Фьорды… Пугающие и притягательные фьорды…

Потянувшись всем телом и прочувствовав каждую мышцу, я попрыгала на утесе, согреваясь. И заставила себя снять меховой плащ. Расстелила его на снегу, хорошенько выбила, пытаясь избавиться от черной угольной пыли. Потом растерла снегом лицо и руки, рыча по-звериному от колючих льдинок. К сожалению, краска, которую мне нанесли перед наречением, оказалась особо стойкой, размазать я ее сумела, а вот стереть полностью — нет. На пальцах каждый раз оставался липкий смоляной след. Жутко хотелось искупаться, но, увы, пока об этом можно было лишь мечтать. В голове возникла лавандовая ванная комната из моего дома, белоснежные пушистые полотенца, стеклянная полочка, уставленная розовыми ароматными баночками… Но поморщившись, я выкинула этот образ из головы. Какой смысл себя изводить? Дом остался в другом мире, за непроходимой пеленой Тумана. И я больше никогда туда не вернусь. Сожаление и страх кольнули сердце. Решение сбежать было непростым, но сделанного не вернешь.

Теперь я здесь, на фьордах.

Посмотрела на темный лаз в пещеру. И фыркнула. Пленница, заключенная в пещере с чудовищем!

Ничего, я что-нибудь придумаю и выберусь отсюда! Обязательно!

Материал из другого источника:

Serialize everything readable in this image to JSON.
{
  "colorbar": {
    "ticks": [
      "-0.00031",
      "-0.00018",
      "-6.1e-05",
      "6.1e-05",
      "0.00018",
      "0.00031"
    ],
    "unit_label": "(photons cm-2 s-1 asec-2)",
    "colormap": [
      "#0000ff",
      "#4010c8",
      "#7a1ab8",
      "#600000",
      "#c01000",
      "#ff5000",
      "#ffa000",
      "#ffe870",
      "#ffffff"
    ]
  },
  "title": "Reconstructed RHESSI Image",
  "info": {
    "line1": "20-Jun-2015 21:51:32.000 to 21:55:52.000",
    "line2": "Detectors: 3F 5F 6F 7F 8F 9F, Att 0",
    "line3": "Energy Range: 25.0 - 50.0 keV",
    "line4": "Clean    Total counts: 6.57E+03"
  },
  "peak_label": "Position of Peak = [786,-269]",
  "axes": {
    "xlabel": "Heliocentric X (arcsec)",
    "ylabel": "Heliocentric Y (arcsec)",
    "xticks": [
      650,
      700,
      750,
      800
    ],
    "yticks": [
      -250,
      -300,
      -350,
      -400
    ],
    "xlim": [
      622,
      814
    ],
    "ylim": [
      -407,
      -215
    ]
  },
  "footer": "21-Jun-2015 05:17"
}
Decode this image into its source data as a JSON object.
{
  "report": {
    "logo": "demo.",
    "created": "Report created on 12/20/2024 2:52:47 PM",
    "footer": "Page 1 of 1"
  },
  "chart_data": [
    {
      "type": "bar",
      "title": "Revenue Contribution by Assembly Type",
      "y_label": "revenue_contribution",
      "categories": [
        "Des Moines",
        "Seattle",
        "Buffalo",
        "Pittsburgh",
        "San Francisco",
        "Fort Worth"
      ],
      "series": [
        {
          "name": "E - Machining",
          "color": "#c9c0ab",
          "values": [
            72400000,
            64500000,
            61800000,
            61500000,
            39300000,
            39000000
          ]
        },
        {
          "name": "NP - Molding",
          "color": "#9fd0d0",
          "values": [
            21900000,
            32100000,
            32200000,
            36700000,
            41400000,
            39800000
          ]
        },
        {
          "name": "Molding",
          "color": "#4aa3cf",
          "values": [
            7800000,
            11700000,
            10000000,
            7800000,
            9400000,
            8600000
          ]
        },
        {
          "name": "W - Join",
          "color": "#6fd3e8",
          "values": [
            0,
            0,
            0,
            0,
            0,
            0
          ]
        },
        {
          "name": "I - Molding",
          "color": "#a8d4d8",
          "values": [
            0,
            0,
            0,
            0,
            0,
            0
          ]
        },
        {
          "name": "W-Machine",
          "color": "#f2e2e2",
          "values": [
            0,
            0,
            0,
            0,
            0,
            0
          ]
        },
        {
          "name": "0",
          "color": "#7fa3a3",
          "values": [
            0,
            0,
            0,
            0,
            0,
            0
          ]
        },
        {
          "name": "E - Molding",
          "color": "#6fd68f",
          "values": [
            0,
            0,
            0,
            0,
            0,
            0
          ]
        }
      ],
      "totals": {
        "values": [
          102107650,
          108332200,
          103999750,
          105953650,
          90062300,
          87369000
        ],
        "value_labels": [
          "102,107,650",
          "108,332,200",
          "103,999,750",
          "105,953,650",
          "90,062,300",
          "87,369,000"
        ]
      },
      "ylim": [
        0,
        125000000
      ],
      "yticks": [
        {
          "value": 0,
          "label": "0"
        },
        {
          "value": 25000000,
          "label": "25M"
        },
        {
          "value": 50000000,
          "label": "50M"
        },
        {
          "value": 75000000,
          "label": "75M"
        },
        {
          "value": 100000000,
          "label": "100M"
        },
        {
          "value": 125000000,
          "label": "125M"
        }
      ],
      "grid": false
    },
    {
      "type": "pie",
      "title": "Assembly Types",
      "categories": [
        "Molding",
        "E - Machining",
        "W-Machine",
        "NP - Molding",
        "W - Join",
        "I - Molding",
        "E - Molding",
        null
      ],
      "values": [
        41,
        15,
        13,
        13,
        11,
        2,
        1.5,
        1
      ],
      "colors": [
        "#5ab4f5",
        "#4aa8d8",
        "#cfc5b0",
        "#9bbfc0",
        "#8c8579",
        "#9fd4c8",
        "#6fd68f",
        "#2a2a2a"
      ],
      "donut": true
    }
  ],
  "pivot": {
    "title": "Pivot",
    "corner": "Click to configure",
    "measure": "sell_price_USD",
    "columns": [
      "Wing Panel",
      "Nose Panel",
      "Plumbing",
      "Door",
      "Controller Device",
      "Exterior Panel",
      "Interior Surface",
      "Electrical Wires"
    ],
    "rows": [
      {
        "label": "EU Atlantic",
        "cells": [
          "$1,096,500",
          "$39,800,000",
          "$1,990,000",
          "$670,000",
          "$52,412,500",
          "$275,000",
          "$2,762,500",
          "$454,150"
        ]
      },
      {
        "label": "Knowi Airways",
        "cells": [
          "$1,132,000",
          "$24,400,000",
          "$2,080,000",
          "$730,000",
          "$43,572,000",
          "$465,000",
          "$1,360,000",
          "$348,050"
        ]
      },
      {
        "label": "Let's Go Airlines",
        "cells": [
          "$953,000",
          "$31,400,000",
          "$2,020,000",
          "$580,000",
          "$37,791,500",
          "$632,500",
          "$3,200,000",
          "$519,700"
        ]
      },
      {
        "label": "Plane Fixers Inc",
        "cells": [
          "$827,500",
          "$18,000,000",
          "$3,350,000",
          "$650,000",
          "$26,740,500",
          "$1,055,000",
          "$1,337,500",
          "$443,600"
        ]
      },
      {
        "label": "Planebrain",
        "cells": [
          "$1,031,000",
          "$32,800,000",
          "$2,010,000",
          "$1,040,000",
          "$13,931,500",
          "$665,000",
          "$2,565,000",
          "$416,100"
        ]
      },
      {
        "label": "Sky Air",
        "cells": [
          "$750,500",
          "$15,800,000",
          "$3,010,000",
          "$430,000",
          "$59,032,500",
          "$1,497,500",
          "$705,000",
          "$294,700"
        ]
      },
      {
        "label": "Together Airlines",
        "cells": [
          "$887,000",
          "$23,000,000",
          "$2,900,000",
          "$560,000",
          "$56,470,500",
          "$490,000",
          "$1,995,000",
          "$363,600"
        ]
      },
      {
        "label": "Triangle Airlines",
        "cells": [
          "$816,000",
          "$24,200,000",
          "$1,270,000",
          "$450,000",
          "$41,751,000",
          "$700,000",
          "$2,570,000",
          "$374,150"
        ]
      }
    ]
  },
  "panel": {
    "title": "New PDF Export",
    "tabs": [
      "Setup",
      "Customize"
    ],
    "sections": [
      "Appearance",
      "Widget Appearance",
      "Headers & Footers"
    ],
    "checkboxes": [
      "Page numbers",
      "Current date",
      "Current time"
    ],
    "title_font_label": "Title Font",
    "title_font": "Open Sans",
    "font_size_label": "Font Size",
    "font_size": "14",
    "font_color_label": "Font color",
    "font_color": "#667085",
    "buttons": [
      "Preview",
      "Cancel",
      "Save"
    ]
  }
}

Расплела грязные, черные от сажи и грязи волосы, морщась, расчесала их пальцами. Туго заплела пряди, стараясь не думать о том, что у меня сейчас на голове. И что занимательного мог увидеть незнакомец из сна в таком чучеле, присыпанном золой? Впрочем, он ведь лишь плод моего воображения и расшалившихся желаний!

Поприседав и помахав руками и ногами, чтобы согреться, я снова завернулась в мех, а потом вытащила мешок с продовольствием. Сыр от холода задубел, а лепешка засохла. Но я старательно пережевала и то, и другое, зажевала иголками с ели и почистила зубы все тем же снегом.